ARI over TLS failed to work

this is my http.conf file:

;
; Asterisk Built-in mini-HTTP server
;
;
; Note about Asterisk documentation:
; If Asterisk was installed from a tarball, then the HTML documentation should
; be installed in the static-http/docs directory which is
; (/var/lib/asterisk/static-http/docs) on linux by default. If the Asterisk
; HTTP server is enabled in this file by setting the “enabled”, “bindaddr”,
; and “bindport” options, then you should be able to view the documentation
; remotely by browsing to:
; http://<server_ip>:/static/docs/index.html
;
[general]
tlsenable=yes
tlsbindaddr=0.0.0.0:8089
tlsccertfile=/etc/asterisk/keys/asterisk.pem
tlsprivatekey=/etc/asterisk/keys/ca.pem

servername=Asterisk

enabled=yes

bindaddr=0.0.0.0

bindport=8088
when l sent GET to port 8088, it works fine, but when l sent GET to 8089, it just says connection refused. lt does not even get to certificate validation. What is going on?
url: “https://”+url+"/ari/asterisk/config/dynamic/res_pjsip/auth/" +somenumber

Hi .

When you test by GET to port 8089, make sure you use https:// ( ssl connection)
But if you still failed, then most probably, it means that asterisk did not accept your ssl certificate or private key.

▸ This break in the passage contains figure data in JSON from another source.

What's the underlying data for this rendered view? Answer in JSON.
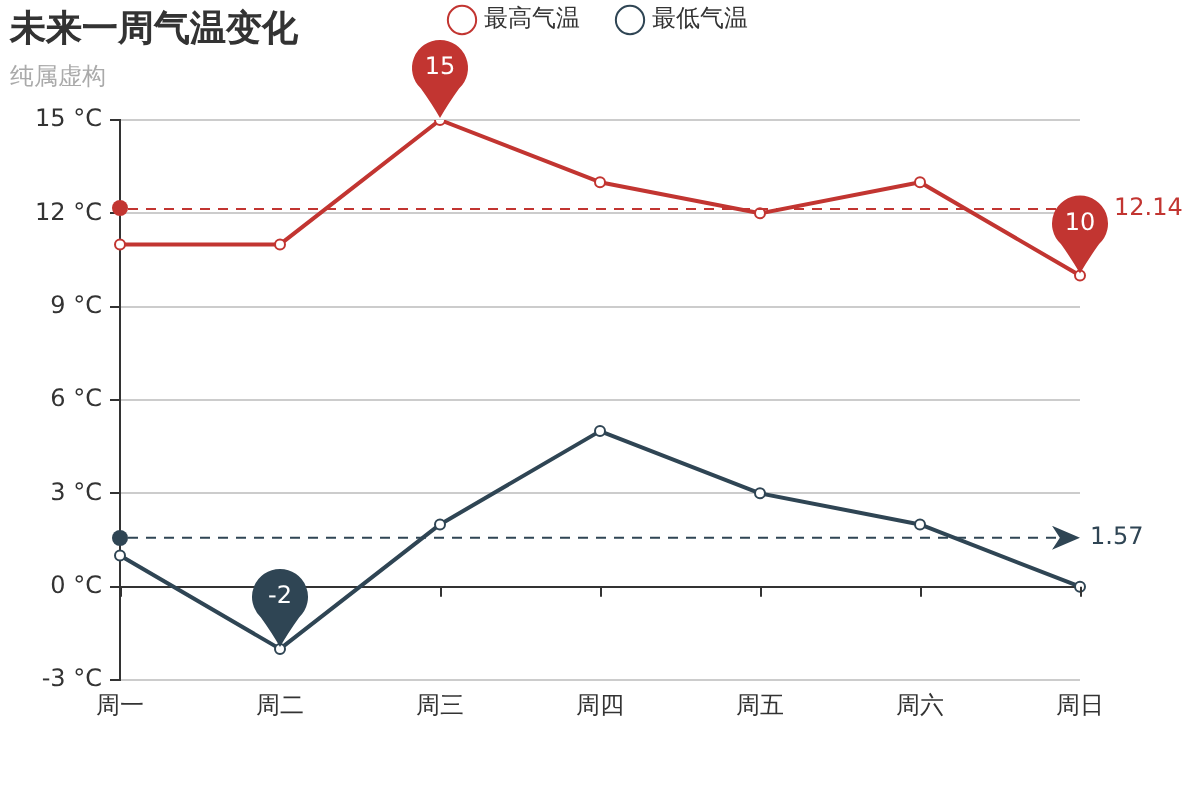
{
  "chart_data": {
    "type": "line",
    "title": "未来一周气温变化",
    "subtitle": "纯属虚构",
    "categories": [
      "周一",
      "周二",
      "周三",
      "周四",
      "周五",
      "周六",
      "周日"
    ],
    "series": [
      {
        "name": "最高气温",
        "color": "#c23531",
        "values": [
          11,
          11,
          15,
          13,
          12,
          13,
          10
        ]
      },
      {
        "name": "最低气温",
        "color": "#2f4554",
        "values": [
          1,
          -2,
          2,
          5,
          3,
          2,
          0
        ]
      }
    ],
    "ylim": [
      -3,
      15
    ],
    "yticks": [
      {
        "value": -3,
        "label": "-3 °C"
      },
      {
        "value": 0,
        "label": "0 °C"
      },
      {
        "value": 3,
        "label": "3 °C"
      },
      {
        "value": 6,
        "label": "6 °C"
      },
      {
        "value": 9,
        "label": "9 °C"
      },
      {
        "value": 12,
        "label": "12 °C"
      },
      {
        "value": 15,
        "label": "15 °C"
      }
    ],
    "grid": "y",
    "legend": "top",
    "marker": "circle",
    "line_style": "solid",
    "ref_lines": [
      {
        "axis": "y",
        "value": 12.14,
        "label": "12.14",
        "color": "#c23531",
        "line_style": "dashed"
      },
      {
        "axis": "y",
        "value": 1.57,
        "label": "1.57",
        "color": "#2f4554",
        "line_style": "dashed"
      }
    ],
    "annotations": [
      {
        "text": "15",
        "x": "周三",
        "y": 15
      },
      {
        "text": "10",
        "x": "周日",
        "y": 10
      },
      {
        "text": "-2",
        "x": "周二",
        "y": -2
      }
    ]
  }
}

Check asterisk logs under /var/log/asterisk/

You can check if https service is running :

rasterisk -rx ‘http show status’

It should contain rows:

Server Enabled and Bound to 0.0.0.0:8088
HTTPS Server Enabled and Bound to 0.0.0.0:8089

If they exist, but you still can’t get https://:8089/ws, then check your firewall ( iptables -L -n )

1 Like

thanks for your help. l am new, and that really help. lt did have errors loading certificate, but l will make another post if l can’t get that to work. The tutorial on ARI should have these information on there besides “TLS is highly recommended”

This topic was automatically closed 30 days after the last reply. New replies are no longer allowed.